Practices for continuous integration and continuous delivery/deployment, supporting automated build and testing pipelines.

SonarQube / SonarCloud

Code quality analysis tools integrated into the CI/CD pipeline to detect bugs, code smells, security vulnerabilities, and accessibility issues.

YEN (Y-Game Extended Notation)

Standard notation used to represent game moves and game state for storage and exchange.

Serialization / Deserialization

Process of converting game state between in-memory structures and a transport/storage representation (e.g., JSON).

serde

Rust serialization framework used to map YEN JSON format to internal Rust data structures.

Union-Find

Data structure used to detect connected components and determine winning paths efficiently.

Bot

Automated player that interacts with the system via an API and performs moves according to a strategy.

LLM (Large Language Model)

Type of AI model that can be integrated as a bot strategy to generate moves or decisions.

Strategy Pattern

Design pattern enabling multiple interchangeable bot strategies through a common interface.

State Machine (FSM)

Model used to represent the game flow using explicit states and controlled transitions.

Result Pattern

Approach where operations return typed success/error results, requiring explicit error handling.

GameStatus

Enumeration representing the current state of a game (e.g., ongoing or finished).

GameYError

Enumeration representing typed error conditions produced by the game engine.

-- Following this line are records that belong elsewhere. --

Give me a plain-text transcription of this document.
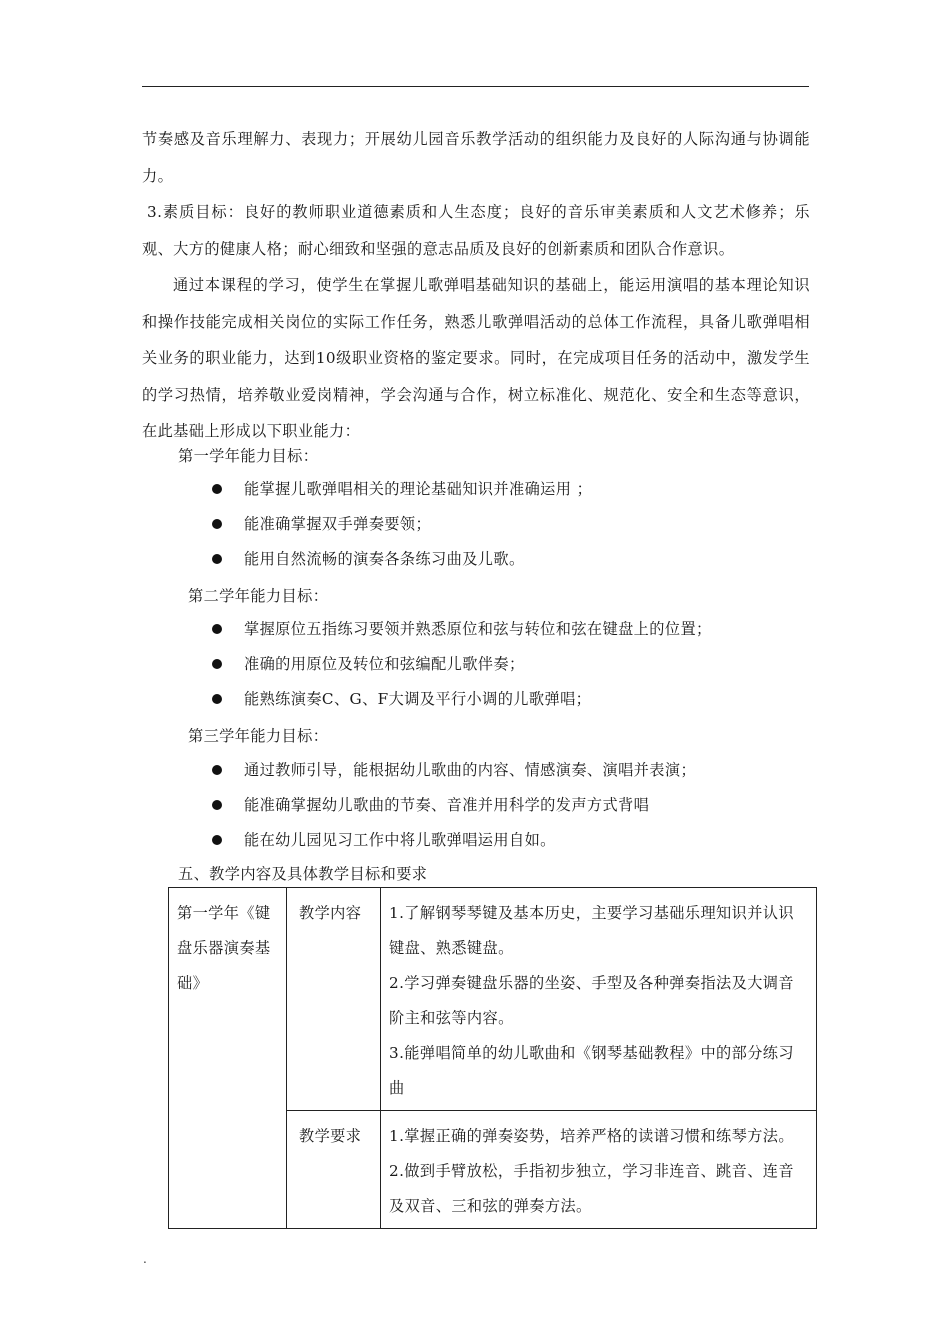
节奏感及音乐理解力、表现力；开展幼儿园音乐教学活动的组织能力及良好的人际沟通与协调能力。

3.素质目标：良好的教师职业道德素质和人生态度；良好的音乐审美素质和人文艺术修养；乐观、大方的健康人格；耐心细致和坚强的意志品质及良好的创新素质和团队合作意识。

通过本课程的学习，使学生在掌握儿歌弹唱基础知识的基础上，能运用演唱的基本理论知识和操作技能完成相关岗位的实际工作任务，熟悉儿歌弹唱活动的总体工作流程，具备儿歌弹唱相关业务的职业能力，达到10级职业资格的鉴定要求。同时，在完成项目任务的活动中，激发学生的学习热情，培养敬业爱岗精神，学会沟通与合作，树立标准化、规范化、安全和生态等意识，在此基础上形成以下职业能力：

第一学年能力目标：

能掌握儿歌弹唱相关的理论基础知识并准确运用 ；
能准确掌握双手弹奏要领；
能用自然流畅的演奏各条练习曲及儿歌。

第二学年能力目标：

掌握原位五指练习要领并熟悉原位和弦与转位和弦在键盘上的位置；
准确的用原位及转位和弦编配儿歌伴奏；
能熟练演奏C、G、F大调及平行小调的儿歌弹唱；

第三学年能力目标：

通过教师引导，能根据幼儿歌曲的内容、情感演奏、演唱并表演；
能准确掌握幼儿歌曲的节奏、音准并用科学的发声方式背唱
能在幼儿园见习工作中将儿歌弹唱运用自如。

五、教学内容及具体教学目标和要求

第一学年《键盘乐器演奏基础》	教学内容	1.了解钢琴琴键及基本历史，主要学习基础乐理知识并认识键盘、熟悉键盘。
2.学习弹奏键盘乐器的坐姿、手型及各种弹奏指法及大调音阶主和弦等内容。
3.能弹唱简单的幼儿歌曲和《钢琴基础教程》中的部分练习曲

	教学要求	1.掌握正确的弹奏姿势，培养严格的读谱习惯和练琴方法。
2.做到手臂放松，手指初步独立，学习非连音、跳音、连音及双音、三和弦的弹奏方法。
.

Input validation and sanitization

Security measure ensuring coordinates and notation strings are checked before processing to prevent invalid states.

Server authoritativeness

Principle where the backend enforces all rules and move legality to prevent client-side manipulation.

Structured logging

Logging approach that captures consistent, queryable event information for debugging and observability.

tracing

Rust instrumentation/logging library used to record events such as moves, errors, and state changes.

Prometheus

Monitoring component that collects health and technical metrics from services via HTTP endpoints.

Grafana

Visualization tool used to display dashboards based on metrics retrieved from Prometheus.

Observability

Ability to understand system behavior via logs and metrics (e.g., identifying errors, performance issues).

CLI (Terminal)

Command-line interface used as a manual control interface for executing commands and simulating user behavior during development.

3D barycentric coordinates (x, y, z)

Internal coordinate representation used to compute adjacency and winning paths on the triangular board.

Linear index

Simplified coordinate representation used for user interaction (e.g., indexing cells from 0 to N).

Deployment view

Architecture view describing how software building blocks are mapped to infrastructure elements.

Building Block View

Architecture view describing the decomposition of the system into building blocks and their responsibilities.

Sequence diagram

UML diagram representing the runtime interaction between components in a scenario.

Modular CSS Architecture

Frontend styling approach where shared styles are placed in a global.css file and each page has its own CSS file, preventing style conflicts between components.

monitor-net

Internal Docker network used to connect all containers within the Yovi deployment, isolating them from external access.